Reversible and nonvolatile manipulation of the spin-orbit interaction in ferroelectric field-effect transistors based on a two-dimensional bismuth oxychalcogenide

TL;DR

This paper demonstrates a nonvolatile, reversible control of spin-orbit interaction in 2D ferroelectric transistors using ferroelectric polarization, advancing spintronics by enabling stable electric-field manipulation of spin properties.

Contribution

It introduces a novel ferroelectric Rashba transistor architecture that achieves nonvolatile electric control of spin-orbit interaction through ferroelectric polarization.

Findings

Reversible modulation of spin relaxation time and spin splitting energy.

Observation of WAL-to-WL transition indicating Rashba SOI control.

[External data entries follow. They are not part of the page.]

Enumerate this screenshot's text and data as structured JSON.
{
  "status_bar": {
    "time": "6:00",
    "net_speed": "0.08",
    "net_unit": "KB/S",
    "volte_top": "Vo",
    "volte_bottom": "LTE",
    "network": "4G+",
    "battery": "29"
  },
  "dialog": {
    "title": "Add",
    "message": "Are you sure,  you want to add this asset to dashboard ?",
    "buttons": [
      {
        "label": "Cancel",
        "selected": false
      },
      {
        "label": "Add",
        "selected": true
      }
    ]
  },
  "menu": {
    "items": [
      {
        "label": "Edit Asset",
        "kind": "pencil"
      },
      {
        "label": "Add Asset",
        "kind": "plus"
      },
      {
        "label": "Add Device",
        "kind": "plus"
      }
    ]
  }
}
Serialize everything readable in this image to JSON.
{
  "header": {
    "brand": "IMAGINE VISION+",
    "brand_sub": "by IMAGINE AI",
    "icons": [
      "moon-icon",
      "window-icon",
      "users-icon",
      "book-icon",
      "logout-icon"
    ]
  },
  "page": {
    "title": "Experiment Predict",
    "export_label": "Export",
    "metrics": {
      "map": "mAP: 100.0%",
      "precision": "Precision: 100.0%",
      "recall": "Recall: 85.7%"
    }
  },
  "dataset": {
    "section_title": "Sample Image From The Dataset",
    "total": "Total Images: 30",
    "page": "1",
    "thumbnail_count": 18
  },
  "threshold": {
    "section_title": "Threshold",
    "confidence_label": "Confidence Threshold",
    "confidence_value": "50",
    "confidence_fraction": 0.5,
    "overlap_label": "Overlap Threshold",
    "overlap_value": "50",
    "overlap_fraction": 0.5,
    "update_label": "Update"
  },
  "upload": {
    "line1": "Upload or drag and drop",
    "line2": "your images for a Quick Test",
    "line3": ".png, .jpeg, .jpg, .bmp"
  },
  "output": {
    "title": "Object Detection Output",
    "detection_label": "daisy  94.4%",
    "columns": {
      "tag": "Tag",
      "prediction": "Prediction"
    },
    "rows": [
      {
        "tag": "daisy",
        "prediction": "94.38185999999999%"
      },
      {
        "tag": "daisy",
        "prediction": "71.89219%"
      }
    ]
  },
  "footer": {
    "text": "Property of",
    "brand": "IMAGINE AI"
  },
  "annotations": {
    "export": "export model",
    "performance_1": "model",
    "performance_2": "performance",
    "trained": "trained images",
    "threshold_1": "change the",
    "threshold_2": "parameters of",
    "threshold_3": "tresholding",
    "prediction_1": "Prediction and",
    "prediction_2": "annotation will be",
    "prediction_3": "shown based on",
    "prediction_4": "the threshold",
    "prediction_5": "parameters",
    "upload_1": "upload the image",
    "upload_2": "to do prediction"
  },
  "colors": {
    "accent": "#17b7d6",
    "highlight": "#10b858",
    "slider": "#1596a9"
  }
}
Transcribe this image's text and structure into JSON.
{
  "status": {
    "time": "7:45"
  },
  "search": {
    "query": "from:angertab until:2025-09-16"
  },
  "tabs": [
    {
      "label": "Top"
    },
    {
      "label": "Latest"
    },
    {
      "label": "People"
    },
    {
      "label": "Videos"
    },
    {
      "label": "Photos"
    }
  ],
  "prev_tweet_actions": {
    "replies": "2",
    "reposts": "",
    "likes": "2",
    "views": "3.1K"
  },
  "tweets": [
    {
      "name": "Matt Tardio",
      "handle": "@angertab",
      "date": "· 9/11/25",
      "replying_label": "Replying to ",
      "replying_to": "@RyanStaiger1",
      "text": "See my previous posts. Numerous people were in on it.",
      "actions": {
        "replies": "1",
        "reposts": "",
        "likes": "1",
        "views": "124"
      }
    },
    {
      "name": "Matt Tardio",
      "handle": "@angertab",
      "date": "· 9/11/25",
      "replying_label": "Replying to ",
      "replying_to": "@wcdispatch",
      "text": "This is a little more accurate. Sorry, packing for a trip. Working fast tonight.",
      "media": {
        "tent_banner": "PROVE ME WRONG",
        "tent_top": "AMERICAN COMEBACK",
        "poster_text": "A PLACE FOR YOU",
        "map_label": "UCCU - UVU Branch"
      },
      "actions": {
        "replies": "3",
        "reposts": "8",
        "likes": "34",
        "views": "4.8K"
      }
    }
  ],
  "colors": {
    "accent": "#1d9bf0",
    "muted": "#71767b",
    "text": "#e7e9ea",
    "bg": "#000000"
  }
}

Nonvolatile control achieved via ferroelectric polarization switching.

Abstract

Spin-orbit interaction (SOI) offers a nonferromagnetic scheme to realize spin polarization through utilizing an electric field. Electrically tunable SOI through electrostatic gates have been investigated, however, the relatively weak and volatile tunability limit its practical applications in spintronics. Here, we demonstrate the nonvolatile electric-field control of SOI via constructing ferroelectric Rashba architectures, i.e., 2D Bi2O2Se/PMN-PT ferroelectric field effect transistors. The experimentally observed weak antilocalization (WAL) cusp in Bi2O2Se films implies the Rashba-type SOI that arises from asymmetric confinement potential. Significantly, taking advantage of the switchable ferroelectric polarization, the WAL-to-weak localization (WL) transition trend reveals the competition between spin relaxation and dephasing process, and the variation of carrier density leads to a reversible and nonvolatile modulation of spin relaxation time and spin splitting energy of Bi2O2Se films by this ferroelectric gating. Our work provides a scheme to achieve nonvolatile control of Rashba SOI with the utilization of ferroelectric remanent polarization.